Il Giorno della Memoria del 27 gennaio si celebra sotto tinte fosche, in un quadro internazionale segnato dall’orribile attacco di Hamas del 7 ottobre. Chi è l’essere umano? E come può giungere a questi abissi? Su terraemissione.it la riflessione di Teresina Caffi, missionaria di Maria – saveriana e biblista.
Da diciannove anni, per iniziativa dell’ONU, viene celebrata il 27 gennaio la Giornata internazionale della Memoria. Quella data, nel 1945, vide l’ingresso delle truppe russe nel campo di sterminio di Auschwitz e divenne simbolo della fine dell’Olocausto, dello sterminio da parte del regime nazista di circa sei milioni di Ebrei, e anche di migliaia di Rom, testimoni di Geova, omosessuali e civili, cristiani e no, considerati oppositori del nazi-fascismo.

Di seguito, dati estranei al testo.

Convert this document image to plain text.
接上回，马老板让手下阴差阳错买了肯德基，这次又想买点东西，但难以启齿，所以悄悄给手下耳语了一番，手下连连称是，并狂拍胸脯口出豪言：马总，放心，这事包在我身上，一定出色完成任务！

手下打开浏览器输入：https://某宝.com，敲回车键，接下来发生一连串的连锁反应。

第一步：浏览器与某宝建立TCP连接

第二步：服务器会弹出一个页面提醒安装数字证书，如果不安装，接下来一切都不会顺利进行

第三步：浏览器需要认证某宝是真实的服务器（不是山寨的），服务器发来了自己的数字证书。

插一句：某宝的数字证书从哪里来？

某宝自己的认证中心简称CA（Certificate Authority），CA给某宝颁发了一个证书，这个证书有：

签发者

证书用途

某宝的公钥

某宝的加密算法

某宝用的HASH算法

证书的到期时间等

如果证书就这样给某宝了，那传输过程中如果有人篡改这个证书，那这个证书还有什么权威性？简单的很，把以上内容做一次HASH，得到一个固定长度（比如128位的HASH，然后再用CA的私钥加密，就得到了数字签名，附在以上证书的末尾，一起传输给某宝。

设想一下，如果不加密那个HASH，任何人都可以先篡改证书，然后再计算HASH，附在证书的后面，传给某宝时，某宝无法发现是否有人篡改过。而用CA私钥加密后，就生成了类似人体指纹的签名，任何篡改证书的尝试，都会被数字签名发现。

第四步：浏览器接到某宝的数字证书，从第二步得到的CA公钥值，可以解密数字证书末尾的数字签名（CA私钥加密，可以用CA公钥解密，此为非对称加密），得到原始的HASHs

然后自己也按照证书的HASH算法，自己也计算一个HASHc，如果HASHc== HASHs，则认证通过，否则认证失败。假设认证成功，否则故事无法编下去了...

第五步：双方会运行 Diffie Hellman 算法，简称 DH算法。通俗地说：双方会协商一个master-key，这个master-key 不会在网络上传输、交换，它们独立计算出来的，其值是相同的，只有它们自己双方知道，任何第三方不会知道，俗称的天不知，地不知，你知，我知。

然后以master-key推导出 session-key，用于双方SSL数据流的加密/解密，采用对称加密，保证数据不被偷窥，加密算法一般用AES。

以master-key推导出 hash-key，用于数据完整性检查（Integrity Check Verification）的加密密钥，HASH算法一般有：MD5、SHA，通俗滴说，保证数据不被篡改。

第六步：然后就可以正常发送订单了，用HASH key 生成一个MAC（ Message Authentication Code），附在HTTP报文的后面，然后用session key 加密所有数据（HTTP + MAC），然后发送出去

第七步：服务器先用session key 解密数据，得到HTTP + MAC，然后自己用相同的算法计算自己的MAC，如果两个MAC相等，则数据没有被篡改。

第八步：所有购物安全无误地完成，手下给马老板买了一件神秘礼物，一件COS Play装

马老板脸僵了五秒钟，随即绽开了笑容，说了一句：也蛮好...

Guardare da vicino quel tempo buio dell’umanità, visitare i luoghi, ascoltare o leggere le testimonianze dei sopravvissuti è fondamentale. «La Shoah non va dimenticata – ha scritto papa Francesco in Fratelli tutti -. È il simbolo di dove può arrivare la malvagità dell’uomo quando, fomentata da false ideologie, dimentica la dignità fondamentale di ogni persona» (n. 247).
Ripercorrere quei giorni, quegli anni significa porsi domande fondamentali, forse senza risposta: chi è l’essere umano? Come può giungere a questi abissi? Primo Levi si chiedeva dov’era l’uomo. Da Auschwitz nasce una antropologia diversa da quella tronfia che vede nella tecnologia il segno di un perfezionamento umano continuo e senza limiti. Ci si chiede anche, percorrendo i secoli, fin dove può portare il pregiudizio, l’orgoglio delle proprie convinzioni anche di fede, la frustrazione, la denigrazione dell’altro.
Weisel, come tanti, si chiedeva dov’era Dio. Dopo Auschwitz l’immagine di Dio non poteva più essere quella di un Dio potente. Nel suo morire crocifisso in Gesù, Dio rivela la sua potenza nel condividere l’impotenza delle vittime e portarvi una luce di speranza.
Giorno dunque di ricordo, di informazione, di silenzio, di domanda sulle nostre complicità storiche e sui nostri attuali pregiudizi. Giorno per chiedere perdono. Il dramma che si sta svolgendo da oltre tre mesi in Israele e Palestina non toglie nulla all’importanza di questa giornata. Una tragedia non annulla un’altra tragedia e non solo per le diverse circostanze e proporzioni.
La giornata va dunque celebrata pienamente, convintamente. Proprio per quello che questa giornata insegna, per l’enorme fiume di dolore che per troppo tempo si lasciò scorrere, è necessario tuttavia che usciamo dal silenzio, dall’imbarazzo su quanto sta avvenendo in questi giorni in questa terra dai tanti nomi. È necessario che non ci lasciamo indurre in errore da chi confonde un gruppo violento con tutto un popolo e descrive oggi decine di migliaia di morti come un bene, una liberazione per le vittime. Da chi pensa che il terrore si può vincere con un terrore più forte.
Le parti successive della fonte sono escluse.